I would not say that homeopathy and folk medicine had no good effects though. Some of the folk remedies they relied on turned out to have some merit and were incorporated into modern scientific medicine and were generally made more effective in the process. Aspirin itself may be a form of that, as some used to prepare willow bark in a way that supposedly treated headaches, and willow bark does contain some acetylsalicylic acid.
The stuff that had no value was by and larged looked at and discarded. "Allopathic" medicine is not per se *opposed* to homeopathy, so long as there is evidence that it works. That proof, shown in repeated trials of the treatment, is that mark of "science." If homeopathy showed incontrovertible success in such tests, then the effective treatments would drift over into modern, scientific medicine (which is what "allopathic medicine" really is).
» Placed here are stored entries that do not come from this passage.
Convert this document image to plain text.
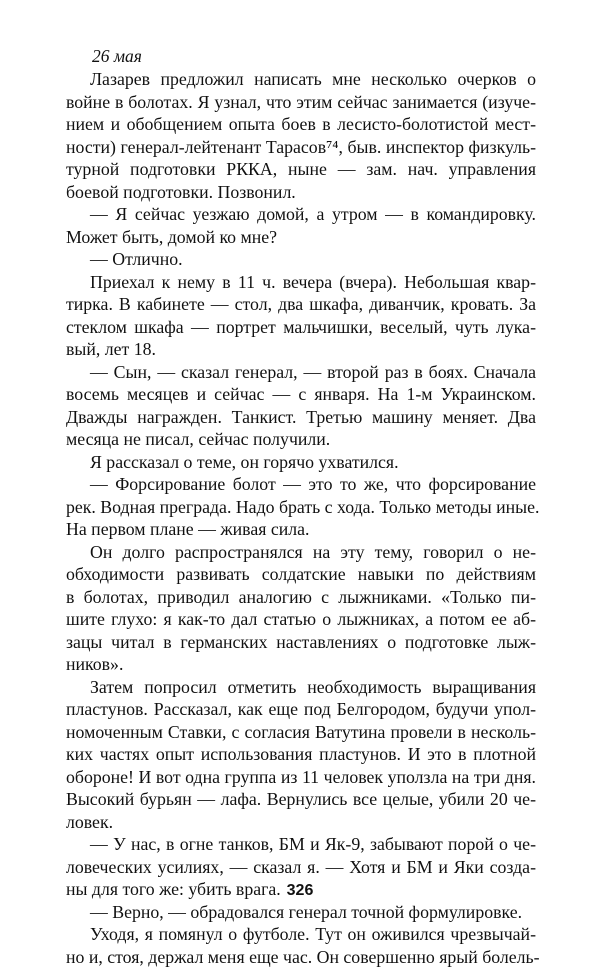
26 мая
Лазарев предложил написать мне несколько очерков о
войне в болотах. Я узнал, что этим сейчас занимается (изуче-
нием и обобщением опыта боев в лесисто-болотистой мест-
ности) генерал-лейтенант Тарасов⁷⁴, быв. инспектор физкуль-
турной подготовки РККА, ныне — зам. нач. управления
боевой подготовки. Позвонил.
— Я сейчас уезжаю домой, а утром — в командировку.
Может быть, домой ко мне?
— Отлично.
Приехал к нему в 11 ч. вечера (вчера). Небольшая квар-
тирка. В кабинете — стол, два шкафа, диванчик, кровать. За
стеклом шкафа — портрет мальчишки, веселый, чуть лука-
вый, лет 18.
— Сын, — сказал генерал, — второй раз в боях. Сначала
восемь месяцев и сейчас — с января. На 1-м Украинском.
Дважды награжден. Танкист. Третью машину меняет. Два
месяца не писал, сейчас получили.
Я рассказал о теме, он горячо ухватился.
— Форсирование болот — это то же, что форсирование
рек. Водная преграда. Надо брать с хода. Только методы иные.
На первом плане — живая сила.
Он долго распространялся на эту тему, говорил о не-
обходимости развивать солдатские навыки по действиям
в болотах, приводил аналогию с лыжниками. «Только пи-
шите глухо: я как-то дал статью о лыжниках, а потом ее аб-
зацы читал в германских наставлениях о подготовке лыж-
ников».
Затем попросил отметить необходимость выращивания
пластунов. Рассказал, как еще под Белгородом, будучи упол-
номоченным Ставки, с согласия Ватутина провели в несколь-
ких частях опыт использования пластунов. И это в плотной
обороне! И вот одна группа из 11 человек уползла на три дня.
Высокий бурьян — лафа. Вернулись все целые, убили 20 че-
ловек.
— У нас, в огне танков, БМ и Як-9, забывают порой о че-
ловеческих усилиях, — сказал я. — Хотя и БМ и Яки созда-
ны для того же: убить врага.
— Верно, — обрадовался генерал точной формулировке.
Уходя, я помянул о футболе. Тут он оживился чрезвычай-
но и, стоя, держал меня еще час. Он совершенно ярый болель-
326
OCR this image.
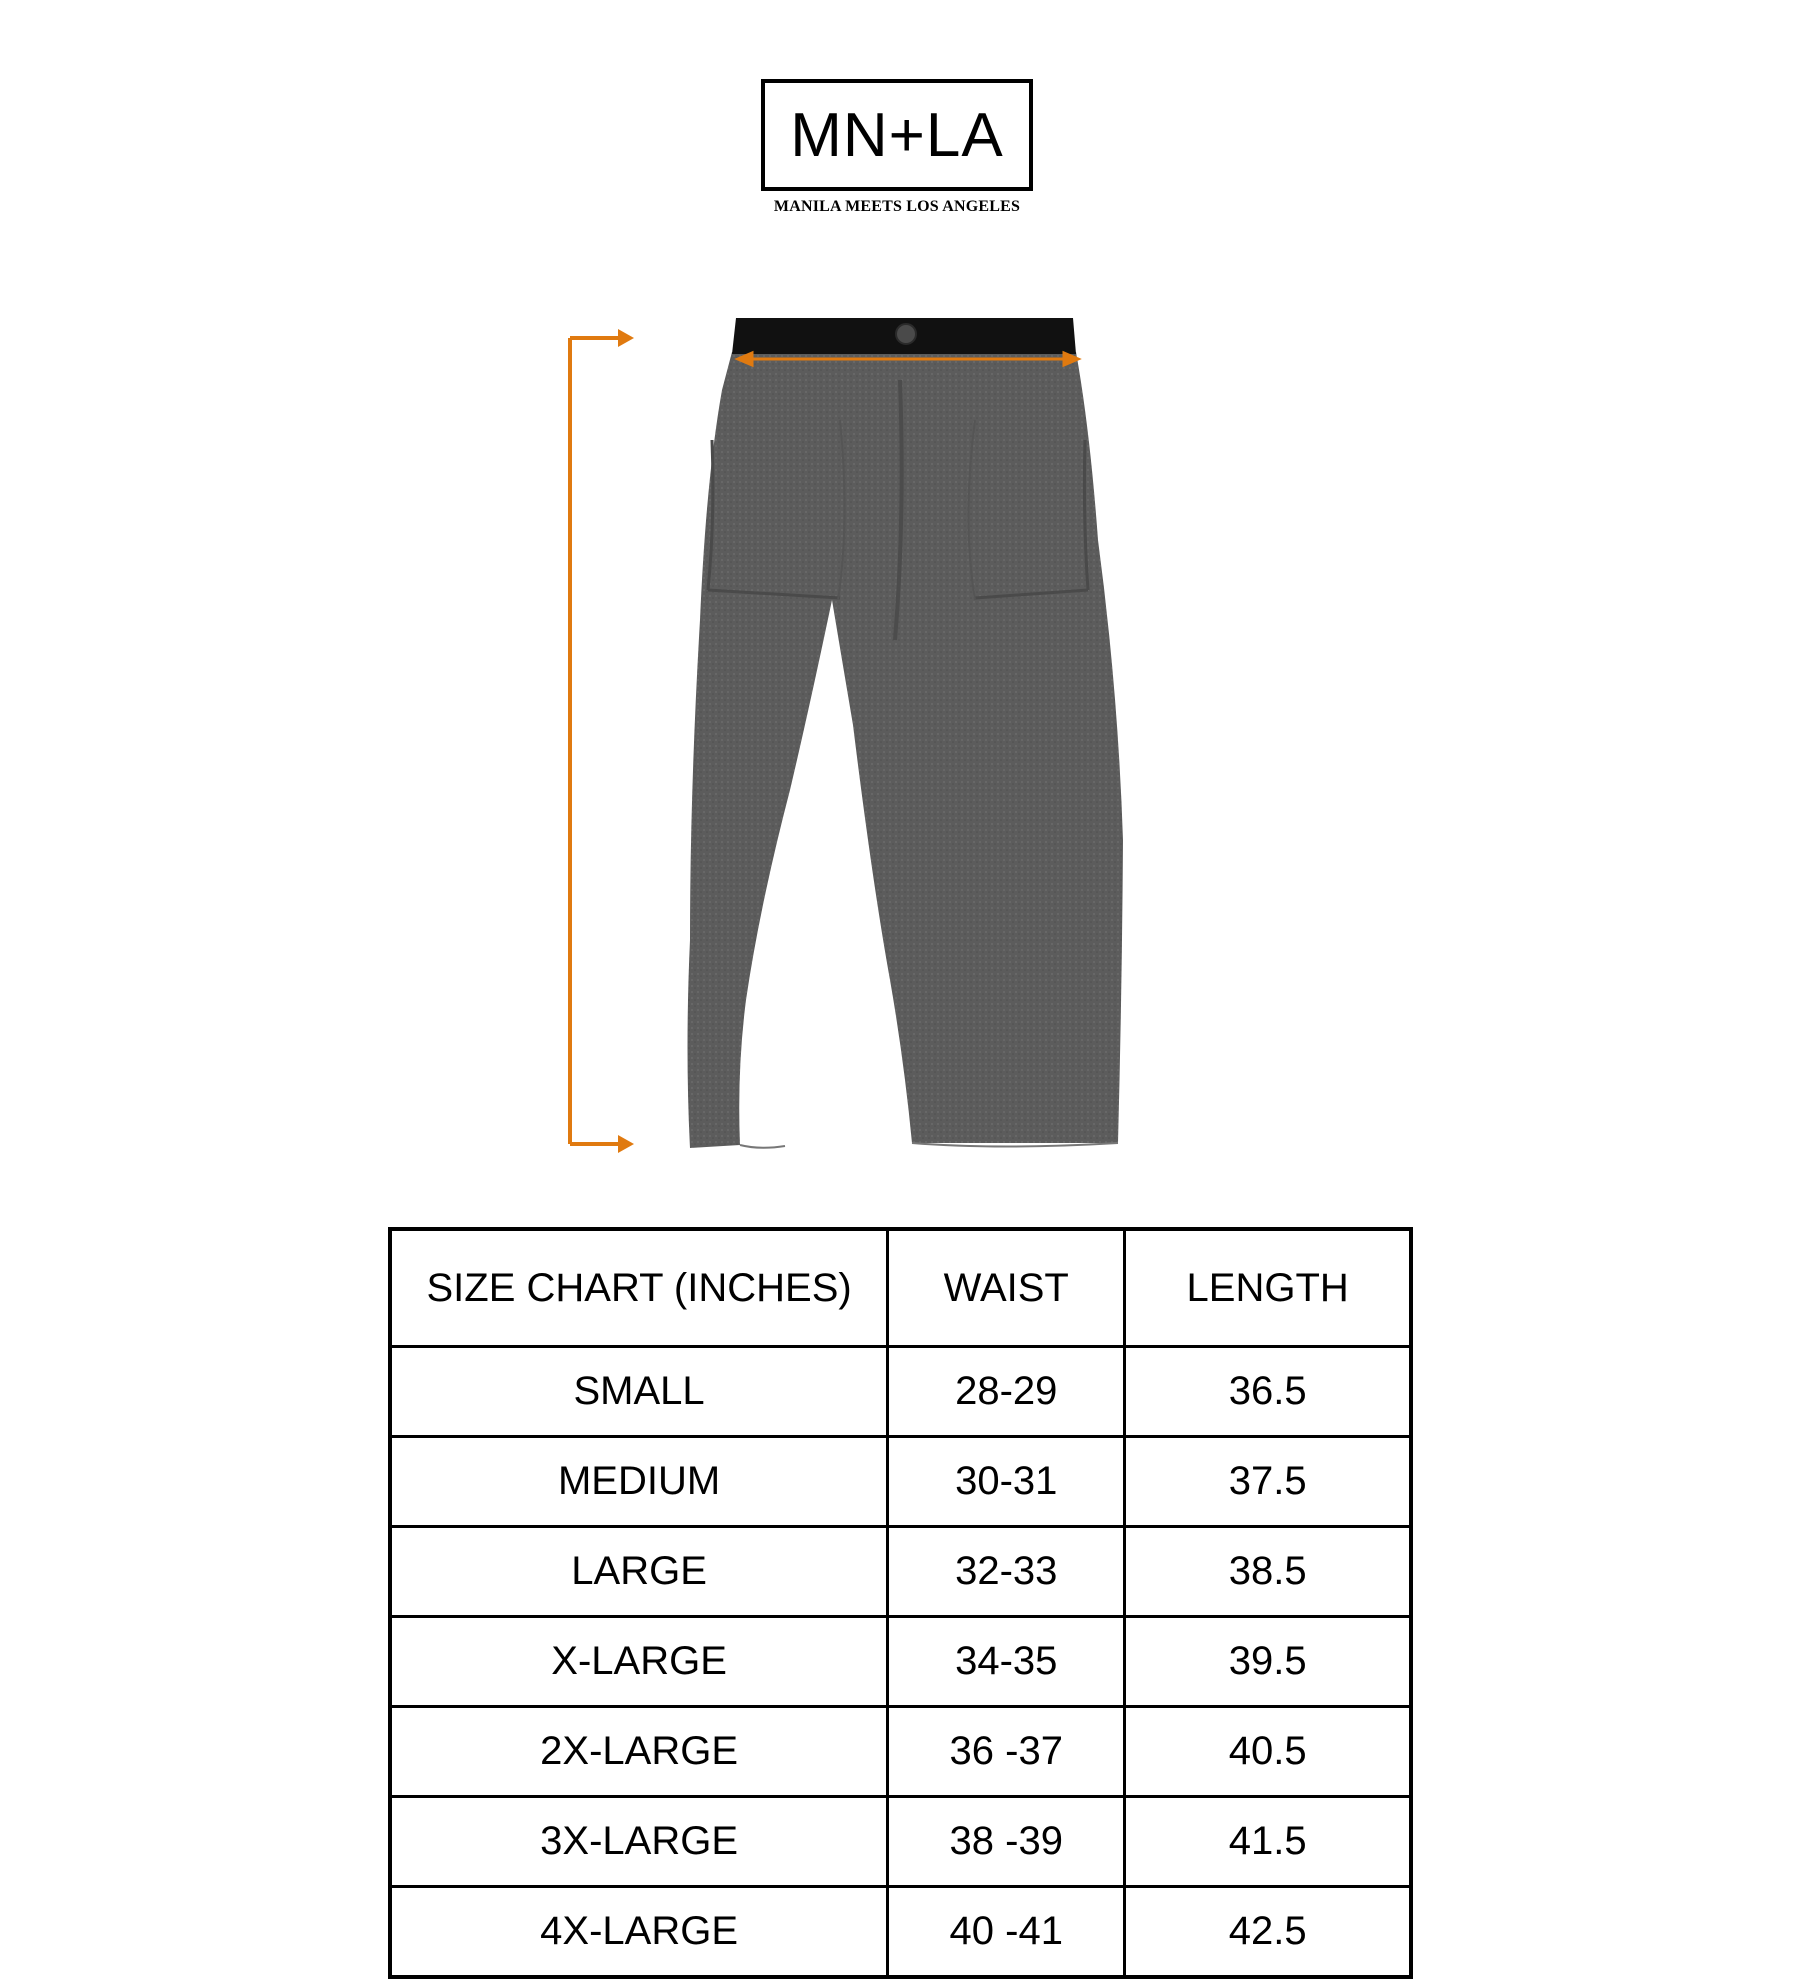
MN+LA
MANILA MEETS LOS ANGELES
SIZE CHART (INCHES)	WAIST	LENGTH
SMALL	28-29	36.5
MEDIUM	30-31	37.5
LARGE	32-33	38.5
X-LARGE	34-35	39.5
2X-LARGE	36 -37	40.5
3X-LARGE	38 -39	41.5
4X-LARGE	40 -41	42.5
I understand that you feel that homeopathy is better, but such a feeling is not a useful scientific criteria. I understand that you feel that because homeopathy uses natural substances that it must be "safer", but most poisons that are naturally occurring substances. Posons have also been around for many, many millennia, and artificial poisons only about 150 years. "Natural" does not mean "safe" and it certainly does not mean effective.
Again, though, to the extent you or anyone else feels that you have a natural and effective treatment for an ailment, you are fee to research it, test it, publish your findings, wait for others to test it in the same way as other science is tested. If you are right, "allopathy" will gladly embrace your findings. Scientists are generally cool like that.